For instance, Motorola’s MOTOTRBO platform for digital two-way radios can allow “instant push-to-talk between buses and garages, businesses, schools and even public safety interoperability if that’s something that the school district is looking for,” says Brandon Williams, education solutions lead, North America, for Motorola Solutions. “Business critical environments and school buses in particular are really good applications for the MOTOTRBO platform.”
Radios utilizing MOTOTRBO give bus drivers the ability to send text messages as well as communicate over two voice channels using delay-tolerate networking (DTN) technology. (DTN allows for continuous networking connectivity, even in mobile environments.)
“Over traditional [analog] channels in the past, you could only have one conversation at once,” Williams explains. “We’ve doubled the capacity of the voice infrastructure over what school districts have had in the past.”
Similarly, Kenwood offers communications equipment that operates on its digital NEXEDGE system, such as “mobile [and] portable [radios], base stations and repeaters to provide a complete communications system for bus fleets,” says Alex Hinerfeld, vice president of Secom Systems Inc., an authorized representative for Kenwood USA Corp.‘s communications sector.
Kenwood radios using the digital NEXEDGE system offer an abundance of features that are not available to users on analog systems. While an analog radio can only be used for basic voice communication, NEXEDGE radios offer messaging capabilities, interoperability and encryption.
“NEXEDGE system communications are encrypted so that someone with a scanner cannot listen in on communications between the driver and dispatch,” Hinerfeld explains. Also, the system can be “configured to support other organizations within the school district, including security and operations.”
These options can help districts to improve security on their school buses by allowing instant communication between drivers and security personnel, as well as prevent unauthorized individuals from listening to district radio communications.
GPS solutions can track buses, students
Sprint offers customizable school bus tracking GPS solutions that can help an operation to improve student safety by monitoring the locations of its buses and to create more effi cient bus routes.

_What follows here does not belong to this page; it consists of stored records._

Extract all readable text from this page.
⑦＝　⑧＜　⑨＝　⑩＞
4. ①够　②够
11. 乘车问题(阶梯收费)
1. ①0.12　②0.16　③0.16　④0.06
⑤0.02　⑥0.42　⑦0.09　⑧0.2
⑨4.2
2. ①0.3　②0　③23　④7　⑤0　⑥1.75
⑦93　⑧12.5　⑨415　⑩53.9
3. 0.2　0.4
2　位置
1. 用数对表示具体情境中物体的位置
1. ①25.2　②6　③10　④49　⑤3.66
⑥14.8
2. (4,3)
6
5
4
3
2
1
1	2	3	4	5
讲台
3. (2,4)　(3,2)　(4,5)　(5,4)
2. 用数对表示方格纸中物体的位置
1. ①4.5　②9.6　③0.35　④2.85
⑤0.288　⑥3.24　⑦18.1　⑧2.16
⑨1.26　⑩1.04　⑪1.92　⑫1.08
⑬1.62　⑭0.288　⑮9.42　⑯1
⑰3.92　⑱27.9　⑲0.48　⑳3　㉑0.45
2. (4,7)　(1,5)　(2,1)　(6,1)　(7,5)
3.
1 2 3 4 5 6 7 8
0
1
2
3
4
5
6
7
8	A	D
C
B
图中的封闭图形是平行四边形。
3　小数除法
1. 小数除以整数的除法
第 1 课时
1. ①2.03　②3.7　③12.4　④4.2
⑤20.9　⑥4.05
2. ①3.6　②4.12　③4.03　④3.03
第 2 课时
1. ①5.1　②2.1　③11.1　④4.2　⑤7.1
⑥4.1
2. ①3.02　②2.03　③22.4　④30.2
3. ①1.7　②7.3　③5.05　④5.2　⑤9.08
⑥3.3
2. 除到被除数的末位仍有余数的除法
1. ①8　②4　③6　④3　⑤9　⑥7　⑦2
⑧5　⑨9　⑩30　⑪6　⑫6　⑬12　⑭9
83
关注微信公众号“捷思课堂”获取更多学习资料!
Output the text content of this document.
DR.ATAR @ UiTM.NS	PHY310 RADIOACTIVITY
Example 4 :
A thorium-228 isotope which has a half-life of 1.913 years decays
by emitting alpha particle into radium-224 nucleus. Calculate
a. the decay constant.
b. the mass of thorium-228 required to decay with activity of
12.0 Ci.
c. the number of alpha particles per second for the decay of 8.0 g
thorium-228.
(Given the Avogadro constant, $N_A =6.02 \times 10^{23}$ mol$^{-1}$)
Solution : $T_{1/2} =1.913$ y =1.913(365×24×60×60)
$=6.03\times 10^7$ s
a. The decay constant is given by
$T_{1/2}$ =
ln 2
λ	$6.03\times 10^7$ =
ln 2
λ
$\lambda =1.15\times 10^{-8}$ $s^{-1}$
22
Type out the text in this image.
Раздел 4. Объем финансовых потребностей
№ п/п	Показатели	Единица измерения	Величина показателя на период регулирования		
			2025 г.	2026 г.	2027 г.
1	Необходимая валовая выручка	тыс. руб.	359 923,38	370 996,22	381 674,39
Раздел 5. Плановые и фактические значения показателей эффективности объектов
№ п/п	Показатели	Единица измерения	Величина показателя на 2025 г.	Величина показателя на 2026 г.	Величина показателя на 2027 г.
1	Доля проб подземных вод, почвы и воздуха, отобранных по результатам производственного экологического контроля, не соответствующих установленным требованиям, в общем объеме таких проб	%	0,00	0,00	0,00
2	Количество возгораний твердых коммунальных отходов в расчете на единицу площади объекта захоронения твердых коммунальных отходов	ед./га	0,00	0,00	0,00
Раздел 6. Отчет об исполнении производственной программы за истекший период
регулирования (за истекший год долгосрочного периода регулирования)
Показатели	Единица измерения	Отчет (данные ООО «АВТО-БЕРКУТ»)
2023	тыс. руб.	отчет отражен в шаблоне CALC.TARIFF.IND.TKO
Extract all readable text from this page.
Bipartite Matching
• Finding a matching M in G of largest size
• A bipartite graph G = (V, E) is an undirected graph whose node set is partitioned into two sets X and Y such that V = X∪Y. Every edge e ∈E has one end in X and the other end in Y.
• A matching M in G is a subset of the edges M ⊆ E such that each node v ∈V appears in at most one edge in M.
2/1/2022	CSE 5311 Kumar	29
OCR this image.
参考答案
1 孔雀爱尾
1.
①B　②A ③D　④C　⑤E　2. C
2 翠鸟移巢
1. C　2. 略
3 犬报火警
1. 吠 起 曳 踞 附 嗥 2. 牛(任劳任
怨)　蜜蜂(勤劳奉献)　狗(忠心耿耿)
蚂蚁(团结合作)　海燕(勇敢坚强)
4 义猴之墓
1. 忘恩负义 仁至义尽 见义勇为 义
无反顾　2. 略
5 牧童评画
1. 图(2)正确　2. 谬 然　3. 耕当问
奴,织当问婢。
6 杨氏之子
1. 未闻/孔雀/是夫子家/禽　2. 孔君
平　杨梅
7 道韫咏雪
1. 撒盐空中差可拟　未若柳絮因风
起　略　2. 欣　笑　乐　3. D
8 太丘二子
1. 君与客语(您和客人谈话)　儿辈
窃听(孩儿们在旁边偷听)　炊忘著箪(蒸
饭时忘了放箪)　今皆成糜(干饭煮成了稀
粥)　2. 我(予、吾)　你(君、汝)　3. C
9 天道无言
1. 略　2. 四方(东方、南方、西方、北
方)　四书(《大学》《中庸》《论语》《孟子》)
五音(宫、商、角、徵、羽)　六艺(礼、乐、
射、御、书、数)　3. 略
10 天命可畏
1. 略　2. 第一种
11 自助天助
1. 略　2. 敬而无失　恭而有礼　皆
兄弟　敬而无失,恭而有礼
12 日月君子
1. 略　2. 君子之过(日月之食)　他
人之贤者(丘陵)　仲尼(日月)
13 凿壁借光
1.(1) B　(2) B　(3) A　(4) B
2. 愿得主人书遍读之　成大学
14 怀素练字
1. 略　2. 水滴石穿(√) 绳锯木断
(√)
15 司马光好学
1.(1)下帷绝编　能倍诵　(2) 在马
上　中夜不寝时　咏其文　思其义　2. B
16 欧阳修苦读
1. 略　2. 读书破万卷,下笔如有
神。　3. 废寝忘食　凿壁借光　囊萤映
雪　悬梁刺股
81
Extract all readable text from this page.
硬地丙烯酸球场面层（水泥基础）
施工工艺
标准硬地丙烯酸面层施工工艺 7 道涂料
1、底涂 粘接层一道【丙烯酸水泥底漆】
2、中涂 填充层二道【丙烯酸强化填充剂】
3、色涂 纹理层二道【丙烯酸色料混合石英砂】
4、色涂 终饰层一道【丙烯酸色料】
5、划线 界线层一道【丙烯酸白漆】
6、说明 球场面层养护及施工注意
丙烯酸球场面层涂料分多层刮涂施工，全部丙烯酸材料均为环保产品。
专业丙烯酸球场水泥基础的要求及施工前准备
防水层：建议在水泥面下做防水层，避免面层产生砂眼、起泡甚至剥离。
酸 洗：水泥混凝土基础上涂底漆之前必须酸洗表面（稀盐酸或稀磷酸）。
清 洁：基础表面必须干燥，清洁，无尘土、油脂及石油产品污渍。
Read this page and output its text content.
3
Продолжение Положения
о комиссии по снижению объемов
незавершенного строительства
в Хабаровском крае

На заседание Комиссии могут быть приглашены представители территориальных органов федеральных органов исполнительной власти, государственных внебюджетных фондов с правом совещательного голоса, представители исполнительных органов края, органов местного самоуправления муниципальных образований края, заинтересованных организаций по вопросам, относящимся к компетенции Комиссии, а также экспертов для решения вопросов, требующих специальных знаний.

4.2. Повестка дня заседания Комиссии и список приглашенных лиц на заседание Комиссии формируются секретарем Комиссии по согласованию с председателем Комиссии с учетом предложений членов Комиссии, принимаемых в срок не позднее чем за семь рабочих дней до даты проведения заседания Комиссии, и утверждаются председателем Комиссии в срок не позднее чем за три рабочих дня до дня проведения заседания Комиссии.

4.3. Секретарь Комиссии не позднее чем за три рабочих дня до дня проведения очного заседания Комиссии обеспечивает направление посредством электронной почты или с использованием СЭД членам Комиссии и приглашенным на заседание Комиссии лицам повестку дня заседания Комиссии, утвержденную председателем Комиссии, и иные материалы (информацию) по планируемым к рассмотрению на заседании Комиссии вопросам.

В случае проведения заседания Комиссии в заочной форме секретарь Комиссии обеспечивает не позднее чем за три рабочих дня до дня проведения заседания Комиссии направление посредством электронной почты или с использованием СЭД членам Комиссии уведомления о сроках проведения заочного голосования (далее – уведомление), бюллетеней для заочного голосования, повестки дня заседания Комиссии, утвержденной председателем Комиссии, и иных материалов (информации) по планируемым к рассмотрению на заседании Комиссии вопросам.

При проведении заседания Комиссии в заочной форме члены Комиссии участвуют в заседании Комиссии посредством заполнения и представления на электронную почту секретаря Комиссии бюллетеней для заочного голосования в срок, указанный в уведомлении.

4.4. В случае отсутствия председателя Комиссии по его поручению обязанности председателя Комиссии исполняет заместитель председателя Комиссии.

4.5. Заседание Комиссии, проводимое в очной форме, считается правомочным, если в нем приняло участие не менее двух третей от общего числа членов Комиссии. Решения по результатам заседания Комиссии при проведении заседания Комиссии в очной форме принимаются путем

These solutions can be applied to a number of radio technologies.
“If [the district is] deploying PTT [push-to-talk] devices or handsets to their drivers, we have solutions that will allow the handset to be the GPS tracking device,” explains Charnsin Tulyasathien, senior manager of product management for mobile applications at Sprint. “If the district would rather have an onboard device, we have a number of certified boxes that can be installed.”
According to Tulyasathien, “black boxes” — embedded modems and routers — can become a “communications hub for voice-driven track/trace/diagnostics solutions.” This equipment can even help to collect engine diagnostics and data on driver behavior.